Am Sonntag wurde intensiv an einer weiteren Verteilung der Flüchtlinge aus München gearbeitet. Die deutsche Bundeswehr wird rund 1.000 zusätzliche Plätze in einer Kaserne in Mittelfranken zur Verfügung stellen. Ein Sonderzug mit 500 Flüchtlingen ist bereits nach Dortmund abgefahren. In Berlin werden ebenfalls 600 Schutzsuchende erwartet. Aus Nordrhein-Westfalen ist am Sonntag nun ähnliches wie aus München zu hören. Innerhalb einer Woche sind dort rund 10.000 Flüchtlinge aus Bayern angekommen. Die Belastungsgrenze sei bald erreicht, hieß es vonseiten des NRW-Innenministeriums. Man schaffe täglich neue Kapazitäten: „Wir wissen jedoch nicht, wie lange wir das noch durchhalten.“

Merkel verteidigt Entscheidung

Merkel war schon am Freitag mit Kritik von CSU-Chef Horst Seehofer konfrontiert worden. Seehofer hatte mit Blick auf Ungarn gesagt: „Das war ein Fehler, der uns noch lange beschäftigen wird. Ich sehe keine Möglichkeit, den Stöpsel wieder auf die Flasche zu kriegen.“ Merkel verteidigte ihre Entscheidung. Es sei eine Notlage gewesen.

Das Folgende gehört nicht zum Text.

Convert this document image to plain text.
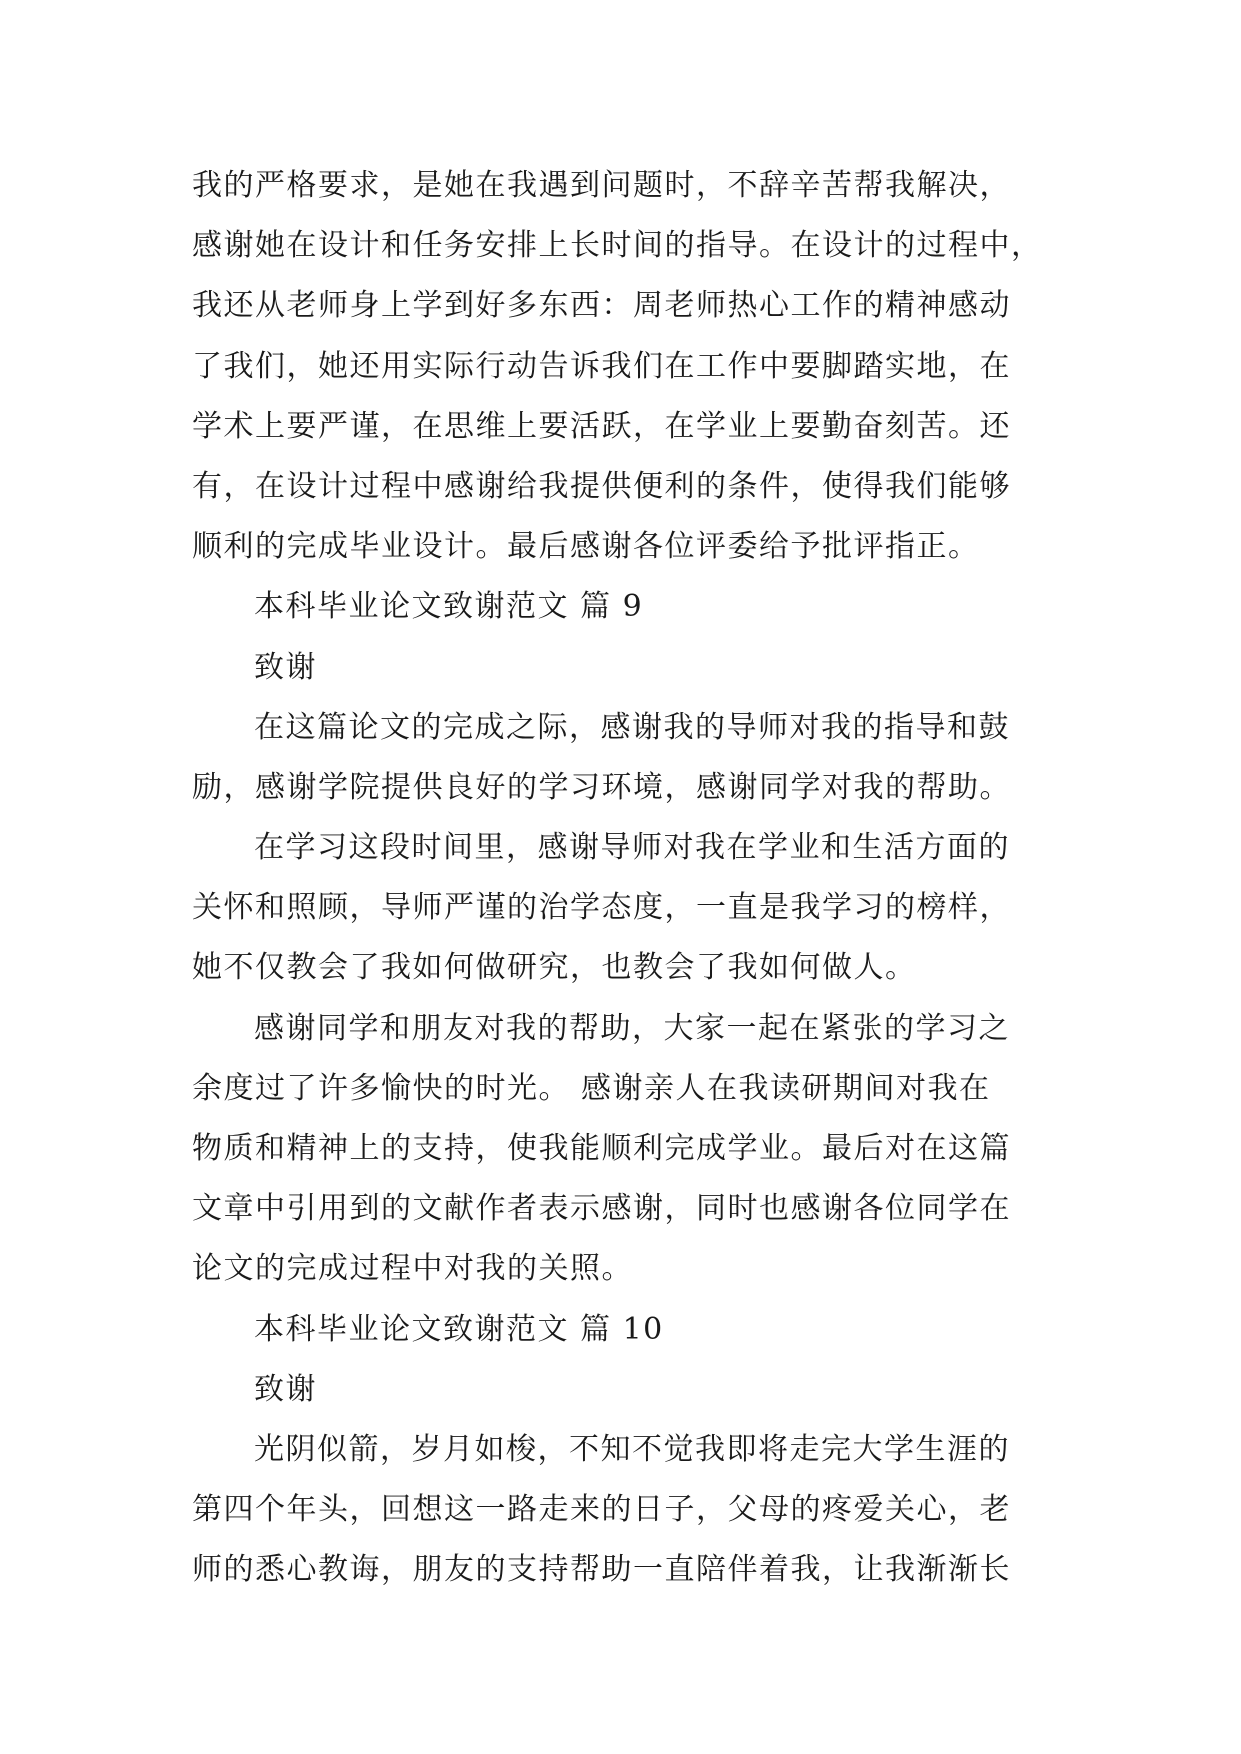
我的严格要求，是她在我遇到问题时，不辞辛苦帮我解决，
感谢她在设计和任务安排上长时间的指导。在设计的过程中，
我还从老师身上学到好多东西：周老师热心工作的精神感动
了我们，她还用实际行动告诉我们在工作中要脚踏实地，在
学术上要严谨，在思维上要活跃，在学业上要勤奋刻苦。还
有，在设计过程中感谢给我提供便利的条件，使得我们能够
顺利的完成毕业设计。最后感谢各位评委给予批评指正。
本科毕业论文致谢范文 篇 9
致谢
在这篇论文的完成之际，感谢我的导师对我的指导和鼓
励，感谢学院提供良好的学习环境，感谢同学对我的帮助。
在学习这段时间里，感谢导师对我在学业和生活方面的
关怀和照顾，导师严谨的治学态度，一直是我学习的榜样，
她不仅教会了我如何做研究，也教会了我如何做人。
感谢同学和朋友对我的帮助，大家一起在紧张的学习之
余度过了许多愉快的时光。 感谢亲人在我读研期间对我在
物质和精神上的支持，使我能顺利完成学业。最后对在这篇
文章中引用到的文献作者表示感谢，同时也感谢各位同学在
论文的完成过程中对我的关照。
本科毕业论文致谢范文 篇 10
致谢
光阴似箭，岁月如梭，不知不觉我即将走完大学生涯的
第四个年头，回想这一路走来的日子，父母的疼爱关心，老
师的悉心教诲，朋友的支持帮助一直陪伴着我，让我渐渐长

Deutschland werde seiner Verantwortung gerecht, wenn es um die Hilfe von Schutzbedürftigen gehe.

Merkel sprach von einer „unglaublichen Anstrengung“ und dankte den Bundesländern, den Behördenmitarbeitern und Ehrenamtlichen. Sie machte aber ebenfalls deutlich, dass wirtschaftliche Not in Deutschland nicht als Asylgrund gesehen werde. Wer nicht schutzbedürftig sei, „der kann keine Bleibeperspektive bei uns haben“. Sie appellierte auch insbesondere an Griechenland, für einen besseren Schutz der EU-Außengrenzen zu sorgen.